I have been struggling a lot with my emotions lately as you all know from following my blog. Today is the day that my oldest son, Bryan, goes off to college, and I know it’s going to be a very difficult day for me, but also a very proud one. I know that most parents find it hard to kick their children out of the nest and let them fly on their own, and it’s not like I’m the only one to have ever gone through this, but Bryan’s situation is a little different, and I’m not sure if I’ve ever fully explained to you why.
You see, Bryan had quite a rough start in this world. He was taken from me by emergency c-section 3 weeks early and within a day of his birth was having seizures down one side of his body as a result of being hypoglycaemic. He was in hospital for 10 days, and it was hands down the scariest time of my life. He was poked and prodded and had tubes and wires coming out of pretty much every part of his body. They even put an IV in his head at one point!! This photo was way before digital photography and the quality is terrible, but it will give you an idea of what I faced when I walked into the nursery:
Eventually he was stabilized, and we were sent home with the assurance that there would be no lasting effects from his ordeal, and he seemed to be a very happy and healthy baby. He brought sunshine into our lives and constantly made us laugh and smile.
However, throughout his early years we noticed that he often acted funny if he wasn’t feeling well and at 18 months he had a fever convulsion. When I finally talked to the pediatrician when Bryan was around 4 years old about our observations, he wouldn’t take me seriously, so I asked to be referred to the Hospital for Sick Children in Toronto. That was the best move we ever made! Unfortunately, poor Bryan had to endure test after test including blood tests, EEG’s, CT scans, and MRI’s, and for quite a while I had to control my paranoia because I was sure that they were going to find a brain tumour, but in the end they found a scar on the brain which has caused him to be epileptic. His seizures are very mild compared to what some people live with, but it is still a horrible thing for parents to watch let me tell you. It broke my heart every time! Bryan’s seizures are now controlled by medication, and he knows what triggers he has to watch out for. Every few years he still has to go through testing, but he is really lucky because it could be a lot worse.
One of the reasons that today means so much to me is because epilepsy is a condition that affects the brain, and as a result it can often be accompanied by learning disabilities. We were so very fortunate that this was not the case for Bryan. We brought him up to be open about his epilepsy and to not let it stop him from doing anything. He always excelled in school, winning public speaking contests and science fairs, and he played basketball, baseball and took taekwondo. Nothing was going to stop this kid! In the last few years the list of accomplishments and experiences has grown even longer with Bryan obtaining his driver’s licence (which we often wondered if he would be able to get), graduating from high school, and travelling twice to Europe, including a trip to the Netherlands to take part in the celebrations for the 65th anniversary of VE Day.

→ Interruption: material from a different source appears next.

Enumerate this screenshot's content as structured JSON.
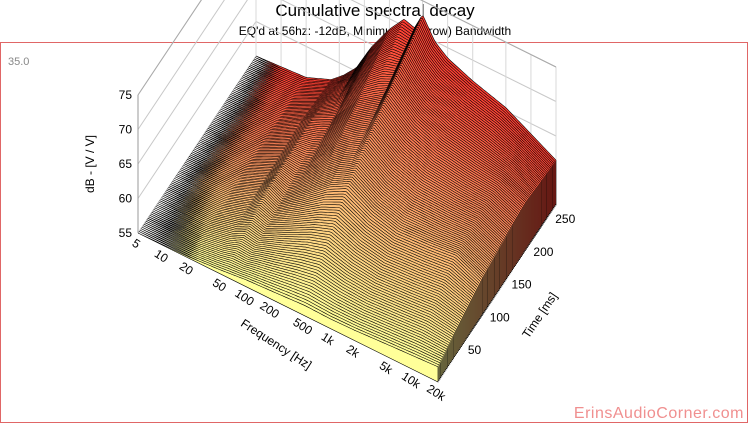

And now here he is accepted to college and moving out on his own. I am so proud of what he has overcome and accomplished that I could just burst. What a journey he has had so far and what an amazing journey he has ahead of him now.
Bryan, I love you from the bottom of my heart, and even though you remind me every day that you are no longer a baby, you will always be my little peanut no matter what. You have made us proud beyond belief, and you mean the world to us. Good luck baby! And please remember that it’s hard for me to let go, so be patient with your crazy old mom ok?